While Rangers came back in the second half to secure a 4-4 draw, Gerrard will use the opening 45 minutes to weed out some players who are struggling. “First half was an embarrassment and the second half was fantastic,” Gerrard said of the match. “It was a very useful exercise for different reasons but in terms of us as staff, we learnt so much about the players individually.”

The former Liverpool star said that he was frustrated by the players he felt needed game time, but praised four young teenagers who came on for the second half and turned the game around.

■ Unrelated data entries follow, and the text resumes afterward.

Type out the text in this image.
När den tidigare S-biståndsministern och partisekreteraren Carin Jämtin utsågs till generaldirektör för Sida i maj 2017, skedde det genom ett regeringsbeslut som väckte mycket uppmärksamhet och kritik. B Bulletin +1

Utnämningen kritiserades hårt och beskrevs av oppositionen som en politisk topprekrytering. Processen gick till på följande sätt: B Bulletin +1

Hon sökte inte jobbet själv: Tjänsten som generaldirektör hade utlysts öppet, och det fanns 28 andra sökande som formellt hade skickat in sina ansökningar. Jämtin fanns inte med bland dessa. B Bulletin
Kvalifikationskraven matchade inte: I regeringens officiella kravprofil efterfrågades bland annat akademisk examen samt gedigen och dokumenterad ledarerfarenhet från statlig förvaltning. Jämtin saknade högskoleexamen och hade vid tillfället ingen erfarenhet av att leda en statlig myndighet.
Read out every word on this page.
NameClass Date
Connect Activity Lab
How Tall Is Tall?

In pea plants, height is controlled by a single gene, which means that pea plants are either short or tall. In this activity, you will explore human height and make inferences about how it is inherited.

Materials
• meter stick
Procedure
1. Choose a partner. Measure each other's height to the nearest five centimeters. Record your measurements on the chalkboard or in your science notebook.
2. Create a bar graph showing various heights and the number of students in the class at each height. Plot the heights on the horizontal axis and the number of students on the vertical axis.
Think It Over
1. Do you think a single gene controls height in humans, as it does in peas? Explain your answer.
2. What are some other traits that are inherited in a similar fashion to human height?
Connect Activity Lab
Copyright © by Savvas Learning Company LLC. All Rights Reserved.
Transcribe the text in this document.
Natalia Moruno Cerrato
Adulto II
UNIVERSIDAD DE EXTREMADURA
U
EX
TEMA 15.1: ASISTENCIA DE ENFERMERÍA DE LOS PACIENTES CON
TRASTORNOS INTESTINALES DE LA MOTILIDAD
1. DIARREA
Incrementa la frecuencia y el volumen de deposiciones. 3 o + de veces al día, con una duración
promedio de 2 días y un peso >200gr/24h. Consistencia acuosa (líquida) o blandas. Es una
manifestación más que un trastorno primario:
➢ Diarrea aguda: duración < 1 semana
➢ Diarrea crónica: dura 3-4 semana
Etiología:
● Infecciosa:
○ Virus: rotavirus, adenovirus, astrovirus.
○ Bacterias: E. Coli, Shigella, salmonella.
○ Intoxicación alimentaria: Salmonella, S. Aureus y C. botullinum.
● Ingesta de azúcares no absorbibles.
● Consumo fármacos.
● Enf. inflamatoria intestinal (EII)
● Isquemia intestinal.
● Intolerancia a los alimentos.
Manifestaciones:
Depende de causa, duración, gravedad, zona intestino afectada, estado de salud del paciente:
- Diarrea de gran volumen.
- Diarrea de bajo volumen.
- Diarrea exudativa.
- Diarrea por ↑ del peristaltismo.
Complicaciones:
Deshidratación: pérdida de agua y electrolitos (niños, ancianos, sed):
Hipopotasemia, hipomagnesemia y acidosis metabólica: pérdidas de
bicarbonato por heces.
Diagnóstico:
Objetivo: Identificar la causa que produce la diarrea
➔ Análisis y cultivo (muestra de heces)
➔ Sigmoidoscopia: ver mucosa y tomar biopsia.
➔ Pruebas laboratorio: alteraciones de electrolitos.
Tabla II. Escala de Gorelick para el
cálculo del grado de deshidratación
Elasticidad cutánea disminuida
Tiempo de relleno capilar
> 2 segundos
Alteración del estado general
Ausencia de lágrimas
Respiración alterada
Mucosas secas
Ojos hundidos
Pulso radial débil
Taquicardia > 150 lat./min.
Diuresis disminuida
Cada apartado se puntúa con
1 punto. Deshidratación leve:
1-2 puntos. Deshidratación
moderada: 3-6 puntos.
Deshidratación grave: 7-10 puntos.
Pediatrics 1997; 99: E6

While officially the players were unnamed, reports on social media say Dapo Mebude, Kai Kennedy, Josh McPake, and Glenn Middleton – all 17 or 18 years old – came on for the second half and made an impact, with Mebude scoring a brace plus goals from McPake and Middleton to lead the comeback.

When asked about the purpose for holding the match, Gerrard explained that fitness was a key component, but admitted that some first-team players were participants in the first-half drubbing. “Well I think it’s a few different reasons really,” Gerrard said to the club’s official video channel. “The first was to give people game-time who haven’t played as much. We want to try and keep them as sharp and as fit as possible for the run-in. And the other reason was to have a look at some young talent that had been doing really well in the Reserves or the 18s and give them an opportunity to be around the first-team lads and see how they can cope playing against good players at Ibrox.”

Gerrard said that he learned a lot from the match, which could be ominous for the players who were on the field in the first 45 minutes. “It was a very useful game. I probably learned more in that 90 minutes about the players than I have done all season because it was a game of two halves.”

Rangers sit second in the Scottish Premiership table, nine points behind rivals Celtic with four matches to go. Liverpool’s U-23 side has the chance to finish as high as second in the Premier League 2 table with one match remaining, behind Everton who was already confirmed as champions.